By Kevin Layzell YBNP-While many people were getting ready to sleep late on Saturday night, a dedicated band of activists were wide awake, patiently waiting the next instruction to confirm what was to happen the next day.
I have always been a strong believer in direct affirmative action and was never one to play by the system’s rules. Leafleting is all well and good, but I have always advocated a more “traditional” approach to politics, “hands on”, if you will.
We met at the station and travelled to the demo location by car. Upon arrival, we unfurled our banner, and attached our placards – high over the bridge.
We were well received by the public, with many cars driving beneath honking their horns or waving in support of our message.
The activists stayed there for some time before we heard the sound of sirens and at this point we knew that this was the end. The end of free speech. . .
The police came along and politely told us that some people had found our banner offensive and therefore we were asked to take it down and move along.

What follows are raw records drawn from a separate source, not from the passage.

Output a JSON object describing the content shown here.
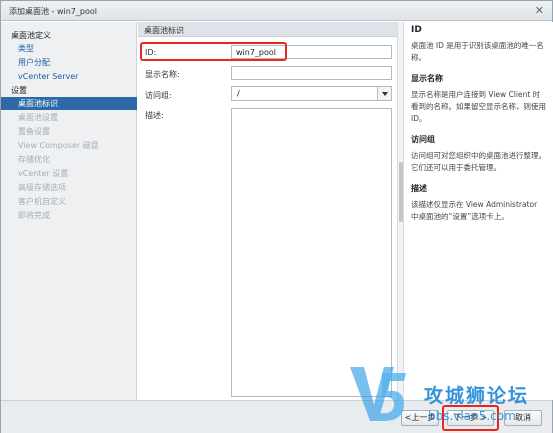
{
  "window": {
    "title": "添加桌面池 - win7_pool",
    "close_glyph": "✕"
  },
  "sidebar": {
    "items": [
      {
        "label": "桌面池定义",
        "kind": "head"
      },
      {
        "label": "类型",
        "kind": "link"
      },
      {
        "label": "用户分配",
        "kind": "link"
      },
      {
        "label": "vCenter Server",
        "kind": "link"
      },
      {
        "label": "设置",
        "kind": "head"
      },
      {
        "label": "桌面池标识",
        "kind": "active"
      },
      {
        "label": "桌面池设置",
        "kind": "disabled"
      },
      {
        "label": "置备设置",
        "kind": "disabled"
      },
      {
        "label": "View Composer 磁盘",
        "kind": "disabled"
      },
      {
        "label": "存储优化",
        "kind": "disabled"
      },
      {
        "label": "vCenter 设置",
        "kind": "disabled"
      },
      {
        "label": "高级存储选项",
        "kind": "disabled"
      },
      {
        "label": "客户机自定义",
        "kind": "disabled"
      },
      {
        "label": "即将完成",
        "kind": "disabled"
      }
    ]
  },
  "main": {
    "header": "桌面池标识",
    "fields": {
      "id": {
        "label": "ID:",
        "value": "win7_pool"
      },
      "display_name": {
        "label": "显示名称:",
        "value": ""
      },
      "access_group": {
        "label": "访问组:",
        "value": "/"
      },
      "description": {
        "label": "描述:",
        "value": ""
      }
    }
  },
  "help": {
    "sections": [
      {
        "title": "ID",
        "text": "桌面池 ID 是用于识别该桌面池的唯一名称。"
      },
      {
        "title": "显示名称",
        "text": "显示名称是用户连接到 View Client 时看到的名称。如果留空显示名称，则使用 ID。"
      },
      {
        "title": "访问组",
        "text": "访问组可对您组织中的桌面池进行整理。它们还可以用于委托管理。"
      },
      {
        "title": "描述",
        "text": "该描述仅显示在 View Administrator 中桌面池的“设置”选项卡上。"
      }
    ]
  },
  "footer": {
    "back_label": "<上一步",
    "next_label": "下一步 >",
    "cancel_label": "取消"
  },
  "watermark": {
    "logo": "V5",
    "title": "攻城狮论坛",
    "url": "bbs.vlan5.com",
    "colors": {
      "primary": "#1e88d8"
    }
  },
  "colors": {
    "accent": "#2f6aa8",
    "highlight": "#e8281c",
    "link": "#1b5fa6",
    "disabled": "#a7adb3"
  }
}
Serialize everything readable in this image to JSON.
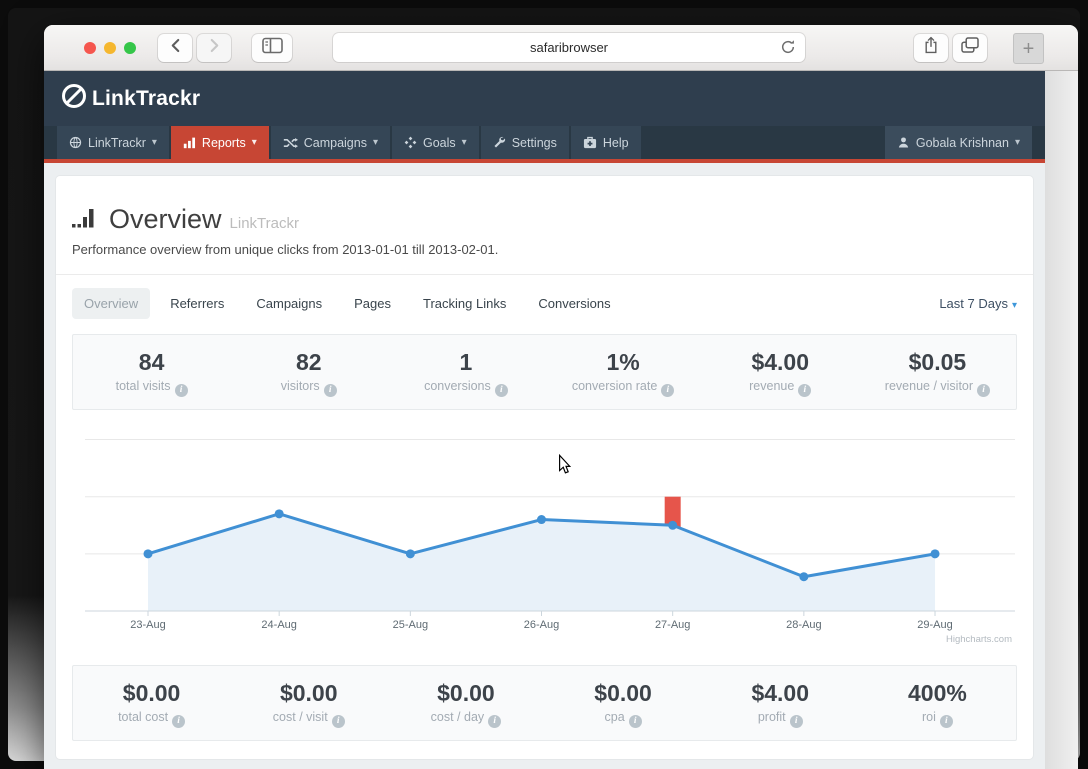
{
  "browser": {
    "url_text": "safaribrowser",
    "new_tab_glyph": "+"
  },
  "brand": {
    "logo_text": "LinkTrackr"
  },
  "navbar": {
    "items": [
      {
        "label": "LinkTrackr",
        "icon": "linktrackr-globe-icon",
        "caret": true,
        "active": false
      },
      {
        "label": "Reports",
        "icon": "bar-chart-icon",
        "caret": true,
        "active": true
      },
      {
        "label": "Campaigns",
        "icon": "shuffle-icon",
        "caret": true,
        "active": false
      },
      {
        "label": "Goals",
        "icon": "goals-diamond-icon",
        "caret": true,
        "active": false
      },
      {
        "label": "Settings",
        "icon": "wrench-icon",
        "caret": false,
        "active": false
      },
      {
        "label": "Help",
        "icon": "medkit-icon",
        "caret": false,
        "active": false
      }
    ],
    "user": {
      "label": "Gobala Krishnan",
      "icon": "user-icon",
      "caret": true
    }
  },
  "page": {
    "title": "Overview",
    "title_suffix": "LinkTrackr",
    "subtitle": "Performance overview from unique clicks from 2013-01-01 till 2013-02-01."
  },
  "tabs": {
    "items": [
      {
        "label": "Overview",
        "active": true
      },
      {
        "label": "Referrers",
        "active": false
      },
      {
        "label": "Campaigns",
        "active": false
      },
      {
        "label": "Pages",
        "active": false
      },
      {
        "label": "Tracking Links",
        "active": false
      },
      {
        "label": "Conversions",
        "active": false
      }
    ],
    "range_selector": "Last 7 Days"
  },
  "stats_top": [
    {
      "value": "84",
      "label": "total visits"
    },
    {
      "value": "82",
      "label": "visitors"
    },
    {
      "value": "1",
      "label": "conversions"
    },
    {
      "value": "1%",
      "label": "conversion rate"
    },
    {
      "value": "$4.00",
      "label": "revenue"
    },
    {
      "value": "$0.05",
      "label": "revenue / visitor"
    }
  ],
  "stats_bottom": [
    {
      "value": "$0.00",
      "label": "total cost"
    },
    {
      "value": "$0.00",
      "label": "cost / visit"
    },
    {
      "value": "$0.00",
      "label": "cost / day"
    },
    {
      "value": "$0.00",
      "label": "cpa"
    },
    {
      "value": "$4.00",
      "label": "profit"
    },
    {
      "value": "400%",
      "label": "roi"
    }
  ],
  "chart_data": {
    "type": "line",
    "title": "",
    "categories": [
      "23-Aug",
      "24-Aug",
      "25-Aug",
      "26-Aug",
      "27-Aug",
      "28-Aug",
      "29-Aug"
    ],
    "series": [
      {
        "name": "unique clicks",
        "values": [
          10,
          17,
          10,
          16,
          15,
          6,
          10
        ],
        "color": "#4090d4",
        "area_fill": "#e8f1f9"
      }
    ],
    "annotation_bar": {
      "category": "27-Aug",
      "from": 0,
      "to": 20,
      "color": "#e6554b"
    },
    "ylim": [
      0,
      34
    ],
    "gridlines": [
      10,
      20,
      30
    ],
    "grid": true,
    "legend": "none",
    "credits": "Highcharts.com"
  },
  "ui": {
    "caret_glyph": "▾",
    "info_glyph": "i"
  }
}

We did as they asked – but it did not matter!! We had been there long enough to let those who saw us know who are on the streets and are representing them! If each of those who witnessed our demo tell just one other person, then we will have generated a great deal of publicity in just under an hour.
The purpose of this demo was to awaken people to the idea that diversity is not strength, it is not productive; it is in fact genocide – and – never forget: those in power would happily see the indigenous population removed from the country if that would keep them in power
The banner was created very simply by using a double bed sheet and some cheap spray paint. It was attached the barrier using cable ties – very simple yet very effective! We were pleased to see how effective this was, as shown by the support from the people when we had dozens of cars simultaneously honking their horns in support of nationalism!
I believe that flash demos are the future; they are an effective way for a small group of people to make as much impact as a well-attended demo with hundreds of people. The difference here is we were not so heavily policed that activists could not move without brushing against a policeman’s arm and getting arrested.
This was small scale; but I intend in the future to organise many much larger events all under the radar, and arranged by private and personal texts. One text the week before to alert activists that an event is due to take place and one the night before to confirm the event’s location. This way unwelcome attendees are lost and unable to organise a counter protest or cause trouble.
The flash demo was a great success and it was a real honour to arrange. Never let us forget, that with a few people a real impact can be made. I will be arranging future demos and events; I will continue to awaken the general population to the effects of white genocide.
After the political stunt, we attended the East London Branch meeting, which was chaired by organiser Paul Sturdy. We were amazed to find ourselves honoured by the presence of the South East Alliance members and their leader, Paul Pitt, who gave us a talk about his efforts in street politics and the SEA’s most recent protest against a mosque in Lincoln in which several hundred turned out to show their support.